The halving event is when the reward for mining BTC is reduced by half. The reward is paid to a miner when his or her computer has solved a mathematical problem that confirms a BTC transaction.
A halving event occurs approximately every four years, which programmatically reduces the number of new coins entering the market over time.
This is why BTC is considered the “anti-inflationary” currency as compared to fiat currencies, which global central banks create out of thin air. The next halving event will be in 2024 and the S2F model jumps to $1 million in 2025.
The colored dots on the chart are the actual monthly closing prices, and the colors of the dots show how many months until the next halving event (the color code bar is at the bottom of the chart).
The colors go from red, equating to more than 44 months until the next halving, to blue, equating to less than five months until the next halving.
Lag and spike
The actual price for BTC, as represented by the colored dots, has cycled around the white line during its climb higher. BTC’s price tends to lag the model’s price after each halving event and then tends to spike above the line after it “catches up” with the model’s price.
The actual value divided by the model’s value is shown with the white dots along the bottom of the chart.
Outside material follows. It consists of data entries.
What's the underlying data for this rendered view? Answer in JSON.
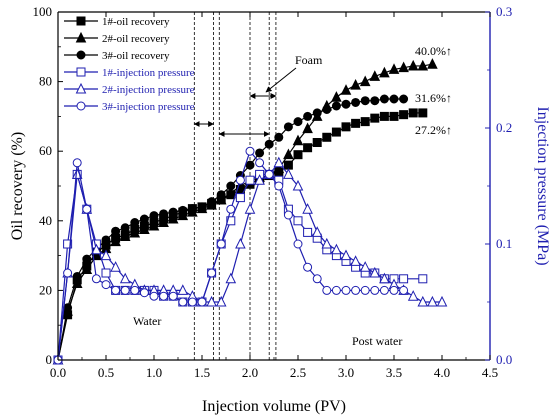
{
  "chart_data": {
    "type": "line",
    "xlabel": "Injection volume (PV)",
    "ylabel": "Oil recovery (%)",
    "y2label": "Injection pressure (MPa)",
    "xlim": [
      0,
      4.5
    ],
    "ylim": [
      0,
      100
    ],
    "y2lim": [
      0,
      0.3
    ],
    "xticks": [
      "0.0",
      "0.5",
      "1.0",
      "1.5",
      "2.0",
      "2.5",
      "3.0",
      "3.5",
      "4.0",
      "4.5"
    ],
    "yticks": [
      "0",
      "20",
      "40",
      "60",
      "80",
      "100"
    ],
    "y2ticks": [
      "0.0",
      "0.1",
      "0.2",
      "0.3"
    ],
    "legend_position": "top-left",
    "colors": {
      "recovery": "#000000",
      "pressure": "#1f1fb0"
    },
    "series": [
      {
        "name": "1#-oil recovery",
        "axis": "left",
        "marker": "square-filled",
        "x": [
          0.0,
          0.1,
          0.2,
          0.3,
          0.4,
          0.5,
          0.6,
          0.7,
          0.8,
          0.9,
          1.0,
          1.1,
          1.2,
          1.3,
          1.4,
          1.5,
          1.6,
          1.7,
          1.8,
          1.9,
          2.0,
          2.1,
          2.2,
          2.3,
          2.4,
          2.5,
          2.6,
          2.7,
          2.8,
          2.9,
          3.0,
          3.1,
          3.2,
          3.3,
          3.4,
          3.5,
          3.6,
          3.7,
          3.8
        ],
        "y": [
          0,
          13,
          23,
          27,
          31,
          33,
          35,
          36,
          37.5,
          38.5,
          39.5,
          40.5,
          41.5,
          42.5,
          43.5,
          44,
          45,
          46,
          47.5,
          49,
          50.5,
          52,
          53,
          54,
          56,
          59,
          61,
          62.5,
          64,
          65.5,
          67,
          68,
          68.5,
          69.5,
          70,
          70,
          70.5,
          71,
          71
        ]
      },
      {
        "name": "2#-oil recovery",
        "axis": "left",
        "marker": "triangle-filled",
        "x": [
          0.0,
          0.1,
          0.2,
          0.3,
          0.4,
          0.5,
          0.6,
          0.7,
          0.8,
          0.9,
          1.0,
          1.1,
          1.2,
          1.3,
          1.4,
          1.5,
          1.6,
          1.7,
          1.8,
          1.9,
          2.0,
          2.1,
          2.2,
          2.3,
          2.4,
          2.5,
          2.6,
          2.7,
          2.8,
          2.9,
          3.0,
          3.1,
          3.2,
          3.3,
          3.4,
          3.5,
          3.6,
          3.7,
          3.8,
          3.9
        ],
        "y": [
          0,
          14,
          22,
          26,
          30,
          32,
          34,
          35.5,
          36.5,
          37.5,
          38.5,
          39.5,
          40.5,
          41.5,
          42.5,
          43.5,
          44.5,
          46,
          48,
          50,
          51.5,
          52.5,
          53,
          55,
          59,
          63,
          66.5,
          70,
          73,
          75.5,
          77.5,
          79,
          80,
          81.5,
          82.5,
          83.5,
          84,
          84.5,
          84.5,
          85
        ]
      },
      {
        "name": "3#-oil recovery",
        "axis": "left",
        "marker": "circle-filled",
        "x": [
          0.0,
          0.1,
          0.2,
          0.3,
          0.4,
          0.5,
          0.6,
          0.7,
          0.8,
          0.9,
          1.0,
          1.1,
          1.2,
          1.3,
          1.4,
          1.5,
          1.6,
          1.7,
          1.8,
          1.9,
          2.0,
          2.1,
          2.2,
          2.3,
          2.4,
          2.5,
          2.6,
          2.7,
          2.8,
          2.9,
          3.0,
          3.1,
          3.2,
          3.3,
          3.4,
          3.5,
          3.6
        ],
        "y": [
          0,
          15,
          24,
          29,
          32,
          34.5,
          37,
          38,
          39.5,
          40.5,
          41.5,
          42,
          42.5,
          43,
          43.5,
          44,
          45.5,
          47.5,
          50,
          53,
          56,
          59.5,
          62,
          64,
          67,
          68.5,
          70,
          71,
          72,
          73,
          73.5,
          74,
          74.5,
          74.5,
          75,
          75,
          75
        ]
      },
      {
        "name": "1#-injection pressure",
        "axis": "right",
        "marker": "square-open",
        "x": [
          0.0,
          0.1,
          0.2,
          0.3,
          0.4,
          0.5,
          0.6,
          0.7,
          0.8,
          0.9,
          1.0,
          1.1,
          1.2,
          1.3,
          1.4,
          1.5,
          1.6,
          1.7,
          1.8,
          1.9,
          2.0,
          2.1,
          2.2,
          2.3,
          2.4,
          2.5,
          2.6,
          2.7,
          2.8,
          2.9,
          3.0,
          3.1,
          3.2,
          3.3,
          3.4,
          3.5,
          3.6,
          3.8
        ],
        "y": [
          0.0,
          0.1,
          0.16,
          0.13,
          0.1,
          0.075,
          0.06,
          0.06,
          0.06,
          0.06,
          0.06,
          0.055,
          0.055,
          0.05,
          0.05,
          0.05,
          0.075,
          0.1,
          0.12,
          0.14,
          0.155,
          0.16,
          0.16,
          0.155,
          0.13,
          0.12,
          0.11,
          0.105,
          0.095,
          0.09,
          0.085,
          0.08,
          0.075,
          0.075,
          0.07,
          0.07,
          0.07,
          0.07
        ]
      },
      {
        "name": "2#-injection pressure",
        "axis": "right",
        "marker": "triangle-open",
        "x": [
          0.0,
          0.1,
          0.2,
          0.3,
          0.4,
          0.5,
          0.6,
          0.7,
          0.8,
          0.9,
          1.0,
          1.1,
          1.2,
          1.3,
          1.4,
          1.5,
          1.6,
          1.7,
          1.8,
          1.9,
          2.0,
          2.1,
          2.2,
          2.3,
          2.4,
          2.5,
          2.6,
          2.7,
          2.8,
          2.9,
          3.0,
          3.1,
          3.2,
          3.3,
          3.4,
          3.5,
          3.6,
          3.7,
          3.8,
          3.9,
          4.0
        ],
        "y": [
          0.0,
          0.075,
          0.16,
          0.13,
          0.095,
          0.09,
          0.08,
          0.07,
          0.065,
          0.06,
          0.06,
          0.06,
          0.06,
          0.06,
          0.055,
          0.05,
          0.05,
          0.05,
          0.07,
          0.1,
          0.13,
          0.155,
          0.16,
          0.17,
          0.16,
          0.15,
          0.13,
          0.11,
          0.1,
          0.095,
          0.09,
          0.085,
          0.08,
          0.075,
          0.07,
          0.065,
          0.06,
          0.055,
          0.05,
          0.05,
          0.05
        ]
      },
      {
        "name": "3#-injection pressure",
        "axis": "right",
        "marker": "circle-open",
        "x": [
          0.0,
          0.1,
          0.2,
          0.3,
          0.4,
          0.5,
          0.6,
          0.7,
          0.8,
          0.9,
          1.0,
          1.1,
          1.2,
          1.3,
          1.4,
          1.5,
          1.6,
          1.7,
          1.8,
          1.9,
          2.0,
          2.1,
          2.2,
          2.3,
          2.4,
          2.5,
          2.6,
          2.7,
          2.8,
          2.9,
          3.0,
          3.1,
          3.2,
          3.3,
          3.4,
          3.5,
          3.6
        ],
        "y": [
          0.0,
          0.075,
          0.17,
          0.13,
          0.07,
          0.065,
          0.06,
          0.06,
          0.06,
          0.058,
          0.055,
          0.055,
          0.055,
          0.05,
          0.05,
          0.05,
          0.075,
          0.1,
          0.13,
          0.155,
          0.18,
          0.17,
          0.16,
          0.15,
          0.125,
          0.1,
          0.08,
          0.07,
          0.06,
          0.06,
          0.06,
          0.06,
          0.06,
          0.06,
          0.06,
          0.06,
          0.06
        ]
      }
    ],
    "vertical_lines_x": [
      1.42,
      1.62,
      1.68,
      2.0,
      2.2,
      2.27
    ],
    "annotations": {
      "foam": "Foam",
      "water": "Water",
      "post_water": "Post water",
      "r2": "40.0%↑",
      "r3": "31.6%↑",
      "r1": "27.2%↑"
    }
  }
}
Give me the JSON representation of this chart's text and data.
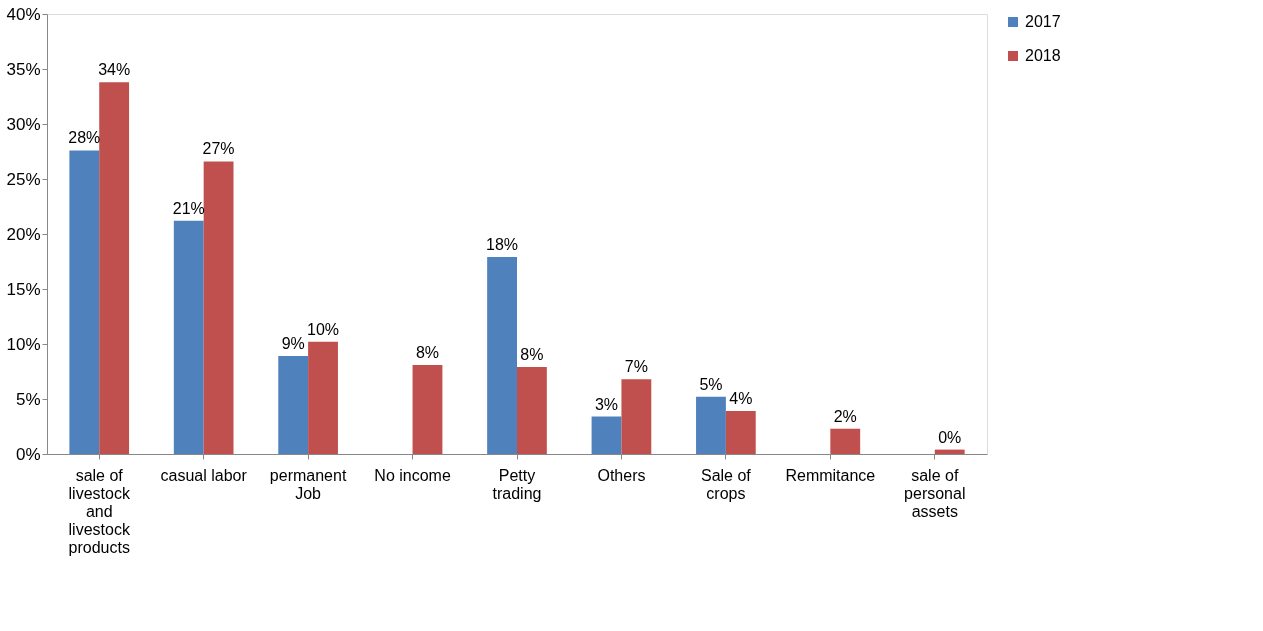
{
  "chart_data": {
    "type": "bar",
    "categories": [
      "sale of livestock and livestock products",
      "casual labor",
      "permanent Job",
      "No income",
      "Petty trading",
      "Others",
      "Sale of crops",
      "Remmitance",
      "sale of personal assets"
    ],
    "series": [
      {
        "name": "2017",
        "color": "#4f81bd",
        "values": [
          27.6,
          21.2,
          8.9,
          null,
          17.9,
          3.4,
          5.2,
          null,
          null
        ],
        "value_labels": [
          "28%",
          "21%",
          "9%",
          null,
          "18%",
          "3%",
          "5%",
          null,
          null
        ]
      },
      {
        "name": "2018",
        "color": "#c0504d",
        "values": [
          33.8,
          26.6,
          10.2,
          8.1,
          7.9,
          6.8,
          3.9,
          2.3,
          0.4
        ],
        "value_labels": [
          "34%",
          "27%",
          "10%",
          "8%",
          "8%",
          "7%",
          "4%",
          "2%",
          "0%"
        ]
      }
    ],
    "ylim": [
      0,
      40
    ],
    "yticks": [
      {
        "value": 0,
        "label": "0%"
      },
      {
        "value": 5,
        "label": "5%"
      },
      {
        "value": 10,
        "label": "10%"
      },
      {
        "value": 15,
        "label": "15%"
      },
      {
        "value": 20,
        "label": "20%"
      },
      {
        "value": 25,
        "label": "25%"
      },
      {
        "value": 30,
        "label": "30%"
      },
      {
        "value": 35,
        "label": "35%"
      },
      {
        "value": 40,
        "label": "40%"
      }
    ],
    "grid": false,
    "legend": "right"
  }
}
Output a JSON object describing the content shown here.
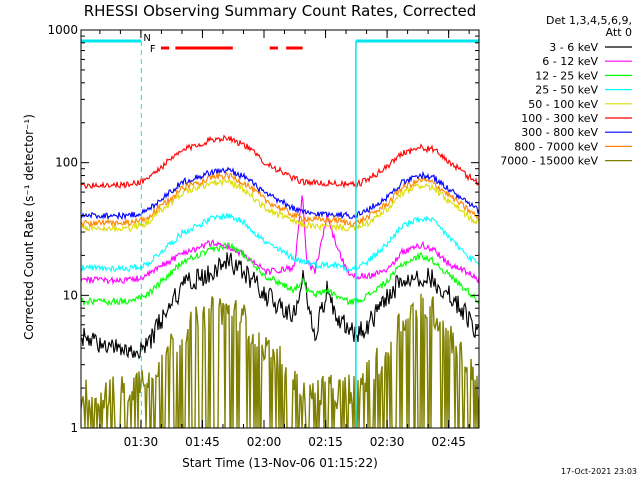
{
  "title": "RHESSI Observing Summary Count Rates, Corrected",
  "date_stamp": "17-Oct-2021 23:03",
  "legend_header": [
    "Det 1,3,4,5,6,9,",
    "Att 0"
  ],
  "markers": {
    "N": "N",
    "F": "F"
  },
  "colors": {
    "N_marker": "#00e5ee",
    "F_marker": "#ff0000",
    "night_band": "#00e5ee"
  },
  "chart_data": {
    "type": "line",
    "title": "RHESSI Observing Summary Count Rates, Corrected",
    "xlabel": "Start Time (13-Nov-06 01:15:22)",
    "ylabel": "Corrected Count Rate (s⁻¹ detector⁻¹)",
    "x_unit": "minutes after 01:15:22",
    "xlim": [
      0,
      97
    ],
    "ylim": [
      1,
      1000
    ],
    "yscale": "log",
    "x_ticks": [
      {
        "label": "01:30",
        "value": 14.6
      },
      {
        "label": "01:45",
        "value": 29.6
      },
      {
        "label": "02:00",
        "value": 44.6
      },
      {
        "label": "02:15",
        "value": 59.6
      },
      {
        "label": "02:30",
        "value": 74.6
      },
      {
        "label": "02:45",
        "value": 89.6
      }
    ],
    "y_ticks": [
      {
        "label": "1",
        "value": 1
      },
      {
        "label": "10",
        "value": 10
      },
      {
        "label": "100",
        "value": 100
      },
      {
        "label": "1000",
        "value": 1000
      }
    ],
    "night_intervals": [
      [
        0,
        14.7
      ],
      [
        67,
        97
      ]
    ],
    "flare_flag_intervals": [
      [
        19.5,
        21.5
      ],
      [
        23,
        37
      ],
      [
        46,
        48
      ],
      [
        50,
        54
      ]
    ],
    "series": [
      {
        "name": "3 - 6 keV",
        "color": "#000000",
        "x": [
          0,
          5,
          12,
          16,
          20,
          25,
          32,
          36,
          40,
          45,
          52,
          54,
          55,
          57,
          60,
          62,
          65,
          67,
          70,
          75,
          78,
          83,
          86,
          90,
          94,
          97
        ],
        "y": [
          5,
          4,
          4,
          4,
          7,
          12,
          15,
          18,
          15,
          10,
          7,
          14,
          10,
          5,
          11,
          7,
          6,
          5,
          6,
          10,
          13,
          14,
          13,
          10,
          7,
          5
        ]
      },
      {
        "name": "6 - 12 keV",
        "color": "#ff00ff",
        "x": [
          0,
          5,
          12,
          16,
          20,
          25,
          32,
          36,
          40,
          45,
          52,
          54,
          55,
          57,
          60,
          62,
          65,
          67,
          70,
          75,
          78,
          83,
          86,
          90,
          94,
          97
        ],
        "y": [
          13,
          13,
          13,
          14,
          17,
          21,
          25,
          23,
          20,
          15,
          16,
          60,
          18,
          15,
          40,
          25,
          15,
          14,
          14,
          16,
          21,
          24,
          22,
          17,
          15,
          13
        ]
      },
      {
        "name": "12 - 25 keV",
        "color": "#00ff00",
        "x": [
          0,
          5,
          12,
          16,
          20,
          25,
          32,
          36,
          40,
          45,
          52,
          54,
          55,
          57,
          60,
          62,
          65,
          67,
          70,
          75,
          78,
          83,
          86,
          90,
          94,
          97
        ],
        "y": [
          9,
          9,
          9,
          10,
          13,
          18,
          22,
          24,
          20,
          14,
          11,
          13,
          11,
          10,
          11,
          10,
          9,
          9,
          10,
          13,
          17,
          20,
          18,
          14,
          11,
          9
        ]
      },
      {
        "name": "25 - 50 keV",
        "color": "#00ffff",
        "x": [
          0,
          5,
          12,
          16,
          20,
          25,
          32,
          36,
          40,
          45,
          52,
          54,
          55,
          57,
          60,
          62,
          65,
          67,
          70,
          75,
          78,
          83,
          86,
          90,
          94,
          97
        ],
        "y": [
          16,
          16,
          16,
          17,
          22,
          30,
          38,
          40,
          35,
          25,
          19,
          18,
          18,
          17,
          17,
          17,
          16,
          16,
          18,
          25,
          33,
          38,
          36,
          27,
          20,
          17
        ]
      },
      {
        "name": "50 - 100 keV",
        "color": "#dddd00",
        "x": [
          0,
          5,
          12,
          16,
          20,
          25,
          32,
          36,
          40,
          45,
          52,
          54,
          55,
          57,
          60,
          62,
          65,
          67,
          70,
          75,
          78,
          83,
          86,
          90,
          94,
          97
        ],
        "y": [
          32,
          32,
          32,
          35,
          45,
          60,
          70,
          72,
          62,
          45,
          36,
          34,
          34,
          33,
          33,
          33,
          32,
          32,
          35,
          45,
          58,
          68,
          64,
          50,
          40,
          35
        ]
      },
      {
        "name": "100 - 300 keV",
        "color": "#ff0000",
        "x": [
          0,
          5,
          12,
          16,
          20,
          25,
          32,
          36,
          40,
          45,
          52,
          54,
          55,
          57,
          60,
          62,
          65,
          67,
          70,
          75,
          78,
          83,
          86,
          90,
          94,
          97
        ],
        "y": [
          68,
          68,
          68,
          75,
          95,
          125,
          150,
          155,
          135,
          100,
          75,
          72,
          72,
          70,
          70,
          70,
          68,
          68,
          75,
          95,
          118,
          130,
          125,
          100,
          80,
          70
        ]
      },
      {
        "name": "300 - 800 keV",
        "color": "#0000ff",
        "x": [
          0,
          5,
          12,
          16,
          20,
          25,
          32,
          36,
          40,
          45,
          52,
          54,
          55,
          57,
          60,
          62,
          65,
          67,
          70,
          75,
          78,
          83,
          86,
          90,
          94,
          97
        ],
        "y": [
          40,
          40,
          40,
          43,
          55,
          72,
          85,
          88,
          78,
          58,
          45,
          42,
          42,
          41,
          41,
          41,
          40,
          40,
          44,
          56,
          70,
          80,
          77,
          62,
          50,
          43
        ]
      },
      {
        "name": "800 - 7000 keV",
        "color": "#ff8800",
        "x": [
          0,
          5,
          12,
          16,
          20,
          25,
          32,
          36,
          40,
          45,
          52,
          54,
          55,
          57,
          60,
          62,
          65,
          67,
          70,
          75,
          78,
          83,
          86,
          90,
          94,
          97
        ],
        "y": [
          35,
          35,
          35,
          38,
          48,
          65,
          78,
          80,
          70,
          52,
          40,
          38,
          38,
          37,
          37,
          37,
          35,
          35,
          39,
          50,
          64,
          74,
          70,
          56,
          45,
          38
        ]
      },
      {
        "name": "7000 - 15000 keV",
        "color": "#808000",
        "x": [
          0,
          5,
          12,
          16,
          20,
          25,
          32,
          36,
          40,
          45,
          52,
          54,
          55,
          57,
          60,
          62,
          65,
          67,
          70,
          75,
          78,
          83,
          86,
          90,
          94,
          97
        ],
        "y": [
          1.8,
          1.8,
          2,
          2.5,
          3.5,
          5.5,
          7.5,
          8,
          6.5,
          4,
          2.5,
          1.8,
          1.8,
          1.8,
          2,
          1.8,
          2,
          2,
          2.5,
          4,
          6.5,
          8.5,
          7.5,
          5,
          3,
          2
        ]
      }
    ]
  }
}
It cycles around $1.00 (fair value) and when it’s below $1.00, as it is after each halving event, investors have a wonderful buying opportunity.
When it climbs above $1 it’s a warning to new investors — there will be better buying opportunities ahead.
A lot of new investors, especially institutional buyers, began to invest in BTC in 2020. Each halving event provides investors with an outstanding opportunity to participate in an expected rapid increase in BTC’s price.
Just a small overshoot of the model’s price in 2021-2022 would mean BTC could hit $200,000.
It’s important to note that this model predicts where price will go but it’s certainly no guarantee. However, the model continues to suggest investors would do well to have a small percentage of their investment portfolio allocated to BTC and other cryptocurrencies.